The exact nature of this process is not yet fully understood due to the complexity of the molecular mechanisms underlying this condition. Consequently, there is a shortage of effective therapies to reduce the degree of neuronal damage. However, the current rapid progress in the understanding of this field leads to a new class of neuroprotective therapies to be evaluated and applied if proven effective.
In particular, the endocannabinoid system is being studied to determine its specific role in providing neuroprotection to the developing brain. Although the use of cannabinoids in children continues to be controversial, enough progress has been made in the use of cannabinoids for a variety of childhood conditions (including epilepsy and cancer) without harmful side effects. As a result, the controversy is now rapidly being replaced by agreement among the scientific community that such therapies may be applicable (https://www.ncbi.nlm.nih.gov/pubmed/17880390).

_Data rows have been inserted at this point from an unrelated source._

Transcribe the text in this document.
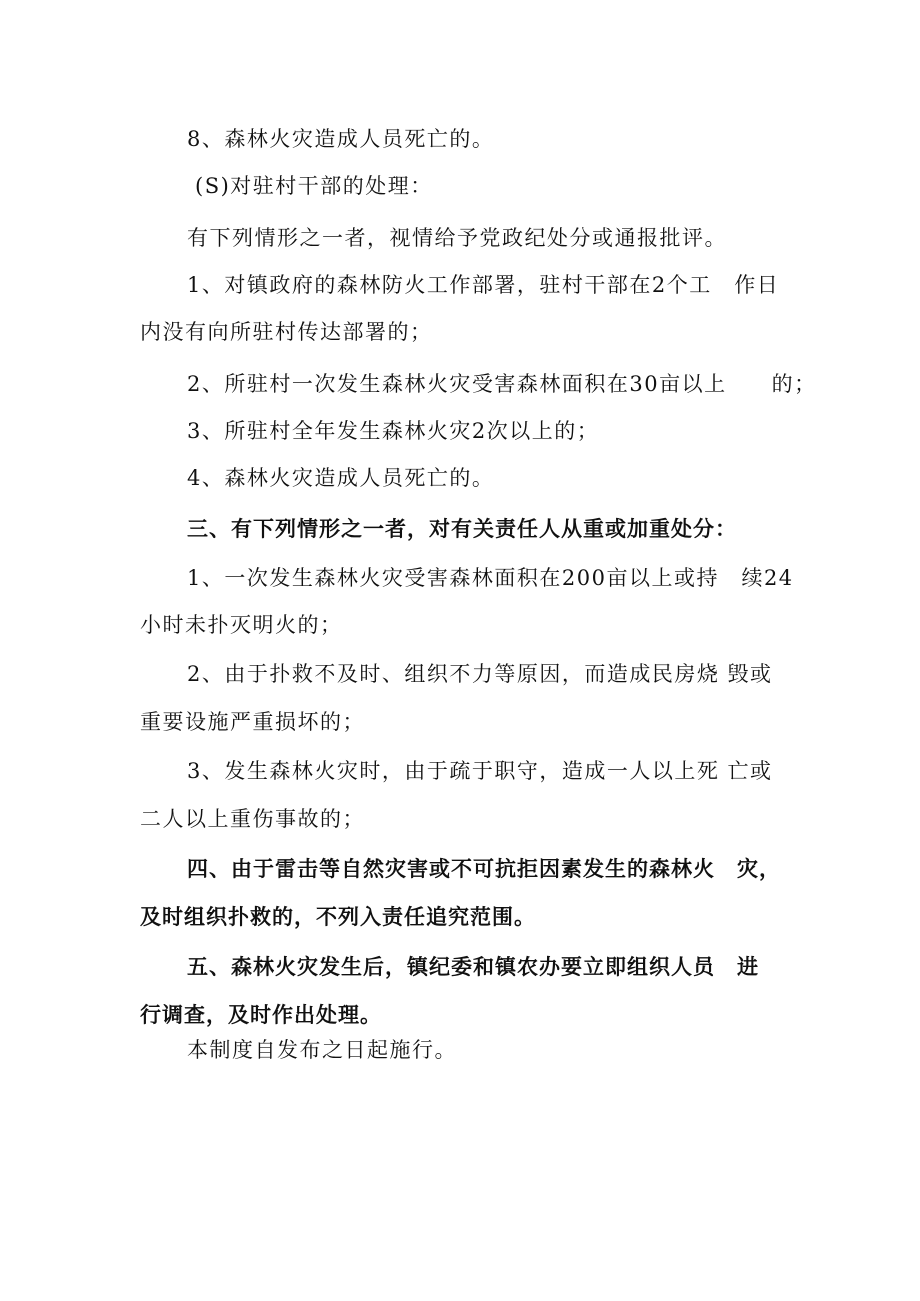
8、森林火灾造成人员死亡的。
(S)对驻村干部的处理：
有下列情形之一者，视情给予党政纪处分或通报批评。
1、对镇政府的森林防火工作部署，驻村干部在2个工　作日
内没有向所驻村传达部署的；
2、所驻村一次发生森林火灾受害森林面积在30亩以上　　的；
3、所驻村全年发生森林火灾2次以上的；
4、森林火灾造成人员死亡的。
三、有下列情形之一者，对有关责任人从重或加重处分：
1、一次发生森林火灾受害森林面积在200亩以上或持　续24
小时未扑灭明火的；
2、由于扑救不及时、组织不力等原因，而造成民房烧 毁或
重要设施严重损坏的；
3、发生森林火灾时，由于疏于职守，造成一人以上死 亡或
二人以上重伤事故的；
四、由于雷击等自然灾害或不可抗拒因素发生的森林火　灾，
及时组织扑救的，不列入责任追究范围。
五、森林火灾发生后，镇纪委和镇农办要立即组织人员　进
行调查，及时作出处理。
本制度自发布之日起施行。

Cannabinoids appear to be promising candidates for therapy of perinatal brain damage. Studies have shown that they not only regulate neural responses, but also influence vasodilation through endothelial cell function and endothelin activity, control calcium homeostasis, and have significant anti-excitotoxic and anti-inflammatory effects.
There is also evidence indicating a beneficial effect of cannabinoids on the white matter of the brain, which consists of nerve fibers. In one study, introduction of the selective CB1R agonist ACEA early postnatally (from P1 to P14) promoted increased oligodendrocyte precursor formation. In the same study, WIN, another synthetic cannabinoid, stimulated myelination of subcortical white matter (https://www.ncbi.nlm.nih.gov/pmc/articles/PMC4061885/).

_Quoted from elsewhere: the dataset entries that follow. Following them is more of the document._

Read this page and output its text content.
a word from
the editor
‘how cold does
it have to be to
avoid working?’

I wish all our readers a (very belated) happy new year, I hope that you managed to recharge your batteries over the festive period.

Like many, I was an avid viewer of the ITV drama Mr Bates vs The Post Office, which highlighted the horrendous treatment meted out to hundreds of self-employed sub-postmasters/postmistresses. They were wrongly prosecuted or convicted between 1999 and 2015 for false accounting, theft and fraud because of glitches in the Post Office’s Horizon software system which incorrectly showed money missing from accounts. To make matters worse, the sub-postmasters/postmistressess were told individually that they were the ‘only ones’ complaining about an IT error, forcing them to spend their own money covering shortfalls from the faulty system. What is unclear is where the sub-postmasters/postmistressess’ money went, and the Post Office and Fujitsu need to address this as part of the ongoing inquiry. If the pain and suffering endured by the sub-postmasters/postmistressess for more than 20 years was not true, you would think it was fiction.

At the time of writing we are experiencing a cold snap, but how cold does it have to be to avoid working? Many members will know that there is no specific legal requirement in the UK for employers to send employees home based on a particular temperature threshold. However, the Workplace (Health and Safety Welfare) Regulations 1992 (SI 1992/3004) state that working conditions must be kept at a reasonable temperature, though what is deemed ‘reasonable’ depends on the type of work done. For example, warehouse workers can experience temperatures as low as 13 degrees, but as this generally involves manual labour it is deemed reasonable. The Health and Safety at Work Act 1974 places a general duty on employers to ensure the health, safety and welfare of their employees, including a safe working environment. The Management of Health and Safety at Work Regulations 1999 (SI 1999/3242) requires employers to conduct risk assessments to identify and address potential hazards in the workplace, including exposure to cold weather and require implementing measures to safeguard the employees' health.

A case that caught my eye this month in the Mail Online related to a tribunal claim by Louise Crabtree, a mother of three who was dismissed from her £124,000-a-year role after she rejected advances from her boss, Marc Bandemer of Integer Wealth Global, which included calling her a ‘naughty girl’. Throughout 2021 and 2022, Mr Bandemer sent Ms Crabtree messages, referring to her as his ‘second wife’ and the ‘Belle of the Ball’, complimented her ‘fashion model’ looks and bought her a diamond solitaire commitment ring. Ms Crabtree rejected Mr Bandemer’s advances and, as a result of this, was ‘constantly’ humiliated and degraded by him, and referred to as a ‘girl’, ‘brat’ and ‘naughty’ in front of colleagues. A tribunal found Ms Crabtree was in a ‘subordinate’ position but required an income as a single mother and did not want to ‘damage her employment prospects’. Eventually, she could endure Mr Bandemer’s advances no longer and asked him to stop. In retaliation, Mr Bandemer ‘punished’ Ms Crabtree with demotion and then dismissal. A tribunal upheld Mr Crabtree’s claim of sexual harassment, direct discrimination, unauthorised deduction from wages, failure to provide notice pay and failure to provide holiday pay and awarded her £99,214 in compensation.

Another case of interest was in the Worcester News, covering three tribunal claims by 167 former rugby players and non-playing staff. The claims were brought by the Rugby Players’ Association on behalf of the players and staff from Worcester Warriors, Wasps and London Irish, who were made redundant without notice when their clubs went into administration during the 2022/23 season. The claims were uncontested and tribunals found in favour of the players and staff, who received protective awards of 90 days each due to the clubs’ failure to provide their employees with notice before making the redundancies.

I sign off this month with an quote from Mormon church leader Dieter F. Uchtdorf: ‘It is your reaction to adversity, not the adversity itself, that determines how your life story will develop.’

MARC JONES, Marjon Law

Studies also point to the potential of endocannabinoids as an endogenous neuronal repair mechanism. CB receptor agonists, such as THC, can activate this endogenous process.

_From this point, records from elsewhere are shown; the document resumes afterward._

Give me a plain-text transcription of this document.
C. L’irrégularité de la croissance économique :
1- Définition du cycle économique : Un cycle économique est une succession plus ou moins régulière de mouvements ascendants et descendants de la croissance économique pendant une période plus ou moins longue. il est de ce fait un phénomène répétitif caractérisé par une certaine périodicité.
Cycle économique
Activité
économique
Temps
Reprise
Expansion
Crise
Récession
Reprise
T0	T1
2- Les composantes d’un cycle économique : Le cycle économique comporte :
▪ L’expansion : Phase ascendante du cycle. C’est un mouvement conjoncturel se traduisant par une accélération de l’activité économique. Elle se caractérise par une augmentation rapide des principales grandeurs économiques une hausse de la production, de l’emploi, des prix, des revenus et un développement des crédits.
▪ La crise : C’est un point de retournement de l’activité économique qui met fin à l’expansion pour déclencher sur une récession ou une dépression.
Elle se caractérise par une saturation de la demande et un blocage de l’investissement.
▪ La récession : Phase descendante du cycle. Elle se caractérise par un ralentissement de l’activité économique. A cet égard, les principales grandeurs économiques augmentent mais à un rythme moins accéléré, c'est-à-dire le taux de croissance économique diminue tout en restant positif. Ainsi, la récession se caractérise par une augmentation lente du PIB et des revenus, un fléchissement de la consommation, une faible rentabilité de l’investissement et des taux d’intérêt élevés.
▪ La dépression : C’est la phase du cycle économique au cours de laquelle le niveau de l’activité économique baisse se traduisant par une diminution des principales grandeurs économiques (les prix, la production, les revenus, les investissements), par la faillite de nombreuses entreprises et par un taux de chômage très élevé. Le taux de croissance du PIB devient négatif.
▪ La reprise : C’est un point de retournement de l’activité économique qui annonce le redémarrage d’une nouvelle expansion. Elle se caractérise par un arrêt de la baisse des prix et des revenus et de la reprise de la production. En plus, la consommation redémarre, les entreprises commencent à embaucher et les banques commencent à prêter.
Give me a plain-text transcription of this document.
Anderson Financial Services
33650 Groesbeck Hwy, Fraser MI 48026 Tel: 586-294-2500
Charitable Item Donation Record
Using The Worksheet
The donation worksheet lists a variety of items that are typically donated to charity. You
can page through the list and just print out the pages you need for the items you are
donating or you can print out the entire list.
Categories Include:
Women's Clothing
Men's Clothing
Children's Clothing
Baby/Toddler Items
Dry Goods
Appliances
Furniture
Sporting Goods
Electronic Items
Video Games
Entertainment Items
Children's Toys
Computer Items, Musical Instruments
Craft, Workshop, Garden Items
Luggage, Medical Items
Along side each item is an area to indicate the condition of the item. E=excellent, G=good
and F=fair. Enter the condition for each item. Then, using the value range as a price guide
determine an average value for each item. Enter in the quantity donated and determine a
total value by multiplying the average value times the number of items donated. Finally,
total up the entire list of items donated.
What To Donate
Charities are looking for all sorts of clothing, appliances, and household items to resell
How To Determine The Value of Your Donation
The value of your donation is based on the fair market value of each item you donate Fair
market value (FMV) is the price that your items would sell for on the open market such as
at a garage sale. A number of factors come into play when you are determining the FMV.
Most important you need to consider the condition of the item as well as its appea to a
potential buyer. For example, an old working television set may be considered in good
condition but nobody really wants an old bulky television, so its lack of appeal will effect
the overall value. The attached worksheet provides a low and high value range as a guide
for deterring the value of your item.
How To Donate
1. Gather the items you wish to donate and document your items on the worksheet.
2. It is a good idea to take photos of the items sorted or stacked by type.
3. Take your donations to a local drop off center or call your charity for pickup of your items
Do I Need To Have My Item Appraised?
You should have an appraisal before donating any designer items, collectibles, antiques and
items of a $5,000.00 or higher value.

How cannabis was used for neuroprotection
This article focuses on the phytocannabinoids THC and CBD, but also considers the case of cannabinoids in the acidic form (THC-A and CBD-A). These substances are precursors of THC and CBD and exist before a decarboxylation process that removes the carboxyl group and turns THC-A into THC (and CBD-A into CBD).
In a 2017 study published in the British Journal of Pharmacology, scientists examined the binding potential of six different phytocannabinoids to PPARγ. PPARγ is a type of nuclear transcription factor and is often used to treat diabetes because it regulates the insulin response in fat cells. However, PPARγ activation also affects microglia, which has sparked interest in its use in chronic neuroinflammatory diseases (https://www.ncbi.nlm.nih.gov/pmc/articles/PMC4882496/).
The study found that cannabinoid acids bind to and activate PPARγ much better than their decarboxylated counterparts. THC-A was found to have neuroprotective properties in mice, improving motor impairment and preventing striatal degeneration.
The sour form of THC has no psychoactive effects, making it a particularly suitable medicinal cannabinoid for research. Its lack of psychoactivity makes it suitable for a wide range of people, including children and the elderly, who are most susceptible to neurodegenerative conditions.
There is ample evidence in animal models of the efficacy of a variety of phytocannabinoids in treating and mitigating the effects of brain injury, ischemic stroke, and age-related cognitive decline. In addition, our understanding of the role of the endogenous cannabinoids anandamide and 2-AG in modulating inflammation and cerebral blood flow is growing. This line of research makes the endocannabinoid system a target for the treatment of neurodegenerative conditions.
Although much more research is needed, especially in humans, the amount of evidence supporting cannabinoids for the treatment of neurodegenerative disorders continues to grow. The mechanisms of action by which cannabinoids exhibit neuroprotective properties are widespread, complex, and worthy of further investigation.